26 de setembro de 2022

Em minha defesa, os meus seios esquecidos. Em minha defesa, o cabelo
que ninguém me apartou da cara. Em minha defesa, as minhas ancas.

Meses antes, lembro-me de pensar que o sexo era um barco desaparecendo
no horizonte. Nada conseguia fazer senão enterrar os meus pés na areia.

Senti falta de todas as coisas que a solidão me ensinou: olhos que te seguem
quando atravessas uma sala, mãos que acham casa em ti. Ser notada. Até.

Em minha defesa, as suas mãos. Em minha defesa, os seus braços. Em minha defesa,
o modo como sentados ficávamos somente a ouvir a respiração um do outro, ele disse, isto chega.

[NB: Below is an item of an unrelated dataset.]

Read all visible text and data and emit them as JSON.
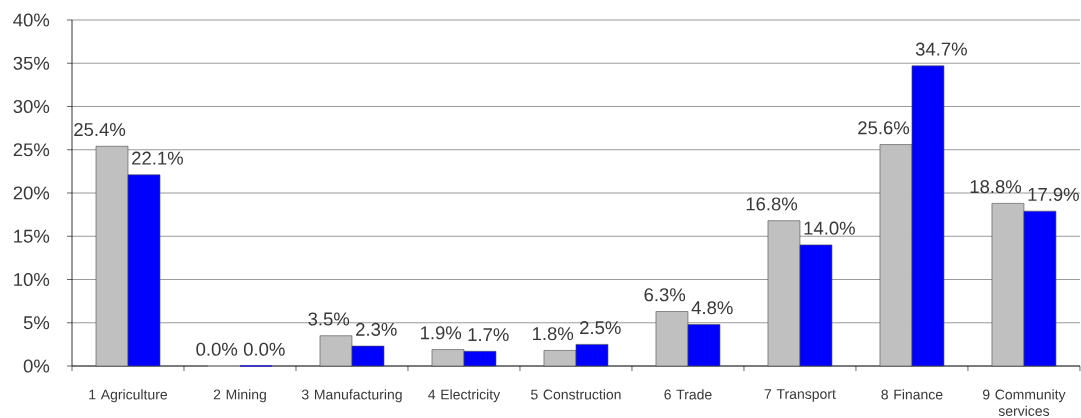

O meu corpo era uma casa que eu fechara para o inverno. Não devia ter sido assim
tão difícil, vazia que ela estava. Ainda assim, olhei longamente antes de apagar as luzes. 

O meu corpo era um espectro que me assombrava, que aparecia quando me despia
na casa de banho, quando me enfiava em camas vazias, quando chovia. 

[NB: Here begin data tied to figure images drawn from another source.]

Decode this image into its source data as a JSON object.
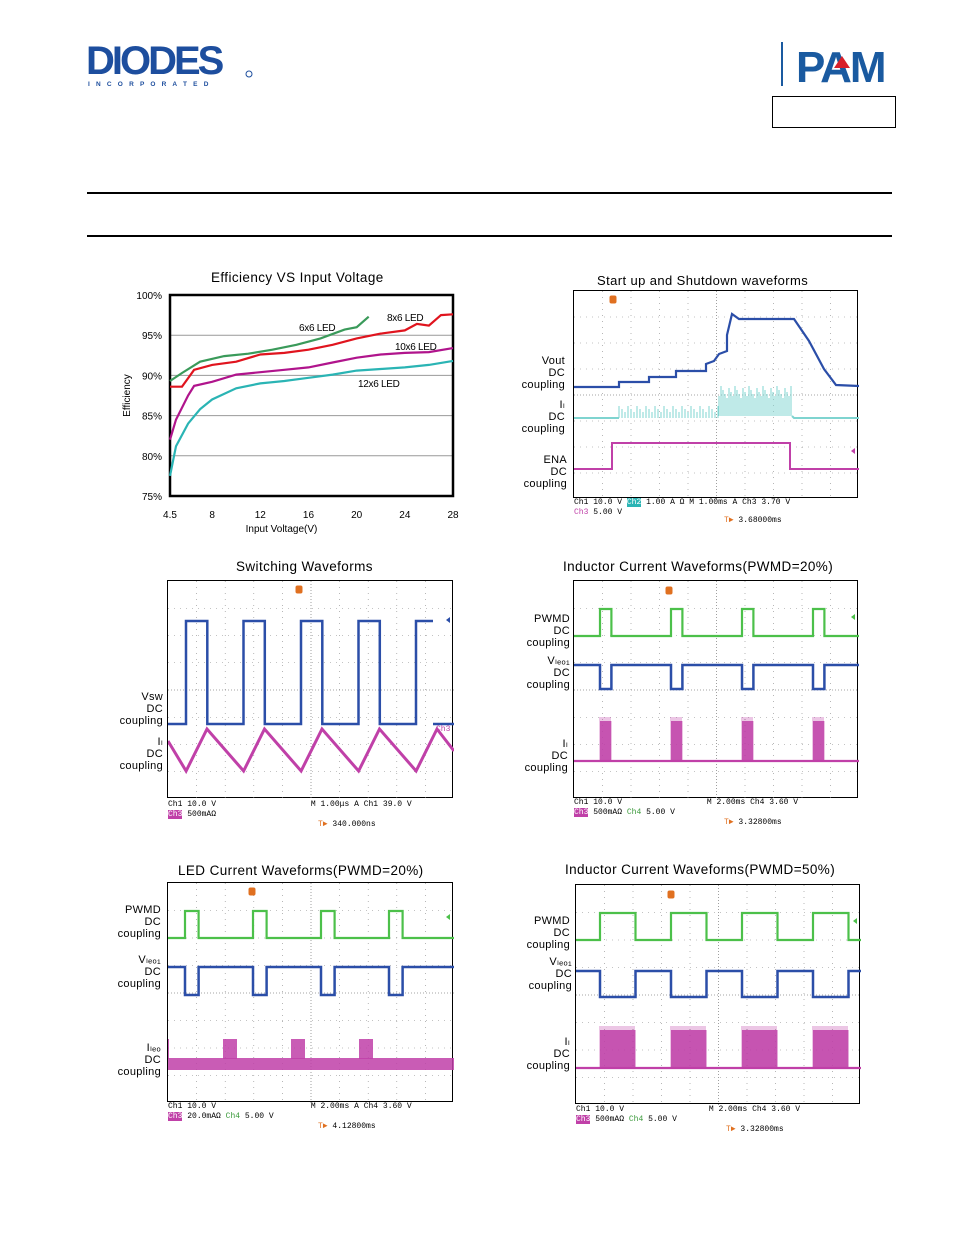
{
  "header": {
    "company": "DIODES",
    "company_sub": "I N C O R P O R A T E D",
    "brand": "PAM"
  },
  "efficiency_chart": {
    "title": "Efficiency VS Input Voltage",
    "ylabel": "Efficiency",
    "xlabel": "Input Voltage(V)",
    "yticks": [
      "100%",
      "95%",
      "90%",
      "85%",
      "80%",
      "75%"
    ],
    "xticks": [
      "4.5",
      "8",
      "12",
      "16",
      "20",
      "24",
      "28"
    ],
    "series_labels": [
      "6x6 LED",
      "8x6 LED",
      "10x6 LED",
      "12x6 LED"
    ]
  },
  "chart_data": {
    "type": "line",
    "title": "Efficiency VS Input Voltage",
    "xlabel": "Input Voltage(V)",
    "ylabel": "Efficiency",
    "xlim": [
      4.5,
      28
    ],
    "ylim": [
      75,
      100
    ],
    "grid": true,
    "series": [
      {
        "name": "6x6 LED",
        "color": "#3a9a5a",
        "x": [
          4.5,
          5.5,
          7,
          9,
          11,
          13,
          15,
          17,
          19,
          20,
          21
        ],
        "y": [
          89.3,
          90.3,
          91.7,
          92.4,
          92.7,
          93.2,
          93.8,
          94.6,
          95.7,
          96.0,
          97.3
        ]
      },
      {
        "name": "8x6 LED",
        "color": "#e0141e",
        "x": [
          4.5,
          5.5,
          6.5,
          8,
          10,
          12,
          14,
          16,
          18,
          20,
          22,
          24,
          25,
          26,
          27,
          28
        ],
        "y": [
          88.6,
          88.6,
          90.7,
          91.3,
          91.7,
          92.6,
          92.8,
          93.2,
          93.8,
          94.6,
          95.2,
          95.6,
          96.4,
          96.2,
          97.5,
          97.6
        ]
      },
      {
        "name": "10x6 LED",
        "color": "#b0148c",
        "x": [
          4.5,
          5,
          6,
          6.5,
          8,
          10,
          12,
          14,
          16,
          18,
          20,
          22,
          24,
          26,
          28
        ],
        "y": [
          82.0,
          84.5,
          87.5,
          88.7,
          89.2,
          90.1,
          90.4,
          90.7,
          91.0,
          91.6,
          92.2,
          92.6,
          92.8,
          92.9,
          93.4
        ]
      },
      {
        "name": "12x6 LED",
        "color": "#2ab4b4",
        "x": [
          4.5,
          5,
          6,
          7,
          8,
          10,
          12,
          14,
          16,
          18,
          20,
          22,
          24,
          26,
          28
        ],
        "y": [
          77.5,
          81.2,
          84.0,
          85.8,
          87.0,
          88.4,
          89.0,
          89.3,
          89.7,
          90.1,
          90.6,
          90.8,
          91.0,
          91.3,
          91.8
        ]
      }
    ]
  },
  "scopes": {
    "startup": {
      "title": "Start up and Shutdown waveforms",
      "labels": [
        [
          "Vout",
          "DC",
          "coupling"
        ],
        [
          "Iₗ",
          "DC",
          "coupling"
        ],
        [
          "ENA",
          "DC",
          "coupling"
        ]
      ],
      "status": {
        "ch1": "Ch1",
        "v1": "10.0 V",
        "ch2": "Ch2",
        "v2": "1.00 A Ω",
        "m": "M 1.00ms",
        "a": "A",
        "trig_ch": "Ch3",
        "trig_v": "3.70 V",
        "ch3": "Ch3",
        "v3": "5.00 V",
        "delay": "3.68000ms"
      }
    },
    "switching": {
      "title": "Switching Waveforms",
      "labels": [
        [
          "Vsw",
          "DC",
          "coupling"
        ],
        [
          "Iₗ",
          "DC",
          "coupling"
        ]
      ],
      "ch3_marker": "Ch3",
      "status": {
        "ch1": "Ch1",
        "v1": "10.0 V",
        "ch3": "Ch3",
        "v3": "500mAΩ",
        "m": "M 1.00μs",
        "a": "A",
        "trig_ch": "Ch1",
        "trig_v": "39.0 V",
        "delay": "340.000ns"
      }
    },
    "inductor20": {
      "title": "Inductor Current Waveforms(PWMD=20%)",
      "labels": [
        [
          "PWMD",
          "DC",
          "coupling"
        ],
        [
          "Vₗₑₒ₁",
          "DC",
          "coupling"
        ],
        [
          "Iₗ",
          "DC",
          "coupling"
        ]
      ],
      "status": {
        "ch1": "Ch1",
        "v1": "10.0 V",
        "ch3": "Ch3",
        "v3": "500mAΩ",
        "ch4": "Ch4",
        "v4": "5.00 V",
        "m": "M 2.00ms",
        "trig_ch": "Ch4",
        "trig_v": "3.60 V",
        "delay": "3.32800ms"
      }
    },
    "led20": {
      "title": "LED Current Waveforms(PWMD=20%)",
      "labels": [
        [
          "PWMD",
          "DC",
          "coupling"
        ],
        [
          "Vₗₑₒ₁",
          "DC",
          "coupling"
        ],
        [
          "Iₗₑₒ",
          "DC",
          "coupling"
        ]
      ],
      "status": {
        "ch1": "Ch1",
        "v1": "10.0 V",
        "ch3": "Ch3",
        "v3": "20.0mAΩ",
        "ch4": "Ch4",
        "v4": "5.00 V",
        "m": "M 2.00ms",
        "a": "A",
        "trig_ch": "Ch4",
        "trig_v": "3.60 V",
        "delay": "4.12800ms"
      }
    },
    "inductor50": {
      "title": "Inductor Current Waveforms(PWMD=50%)",
      "labels": [
        [
          "PWMD",
          "DC",
          "coupling"
        ],
        [
          "Vₗₑₒ₁",
          "DC",
          "coupling"
        ],
        [
          "Iₗ",
          "DC",
          "coupling"
        ]
      ],
      "status": {
        "ch1": "Ch1",
        "v1": "10.0 V",
        "ch3": "Ch3",
        "v3": "500mAΩ",
        "ch4": "Ch4",
        "v4": "5.00 V",
        "m": "M 2.00ms",
        "trig_ch": "Ch4",
        "trig_v": "3.60 V",
        "delay": "3.32800ms"
      }
    }
  },
  "colors": {
    "logo_blue": "#1d4e9e",
    "pam_blue": "#1a5aa0",
    "pam_red": "#d8202a",
    "green": "#4cc04a",
    "blue": "#2b4ea8",
    "magenta": "#c040a8",
    "teal": "#7fd4d0",
    "grid": "#888888"
  }
}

O meu corpo era construção abandonada, andaimes de restauração
que se tornaram permanentes. O meu corpo inacabado tornou-se o meu corpo acabado.

Pelo que, em minha defesa, quando ele me tocou as luzes do meu corpo acenderam.
Em minha defesa, as janelas abriram de par em par. Em minha defesa, primavera. 

Cristin O’Keefe Aptowicz
[Tradução de Valério Romão].

10 de julho de 2022

No terceiro filme que vejo de Mikio Naruse, uma mulher implora a um homem que parte que a leve consigo. Ele fez-lhe promessas que não cumpriu, amou outras mulheres, foi rude, foi indiferente. Recusa levá-la e ela — que já roubou, já pediu e já se deu para sobreviver — suplica-lhe, apenas dois meses, apenas um mês, depois deixo-te em paz para sempre, suplica-lhe uma e outra vez. 
Estou a imaginar esta mulher com os amigos, a família, o vizinho, o psicólogo, todos lhe dizem para o deixar, para o esquecer, para não se humilhar, todos eles, quem sabe certos, convencidos de que ele não é o que ela precisa, sequer o que ela quer, persuadidos de estarem em posse da medida justa, de certos axiomas de vida. 
Ele próprio lhe diz isso.
No plano a seguir o homem e a mulher estão juntos num comboio, adormecida, a cabeça dela pousa no ombro dele, que vigia. Ela conhece um limite que está para lá da competência, da clareza castradora, da moderação do equilíbrio e do controlo, um limite insuportável: sabe o que é necessário. De que é que ela precisa? Água, pão, saúde, ar. Por cada uma dessas coisas, ela sabe em que altura vale a pena suplicar.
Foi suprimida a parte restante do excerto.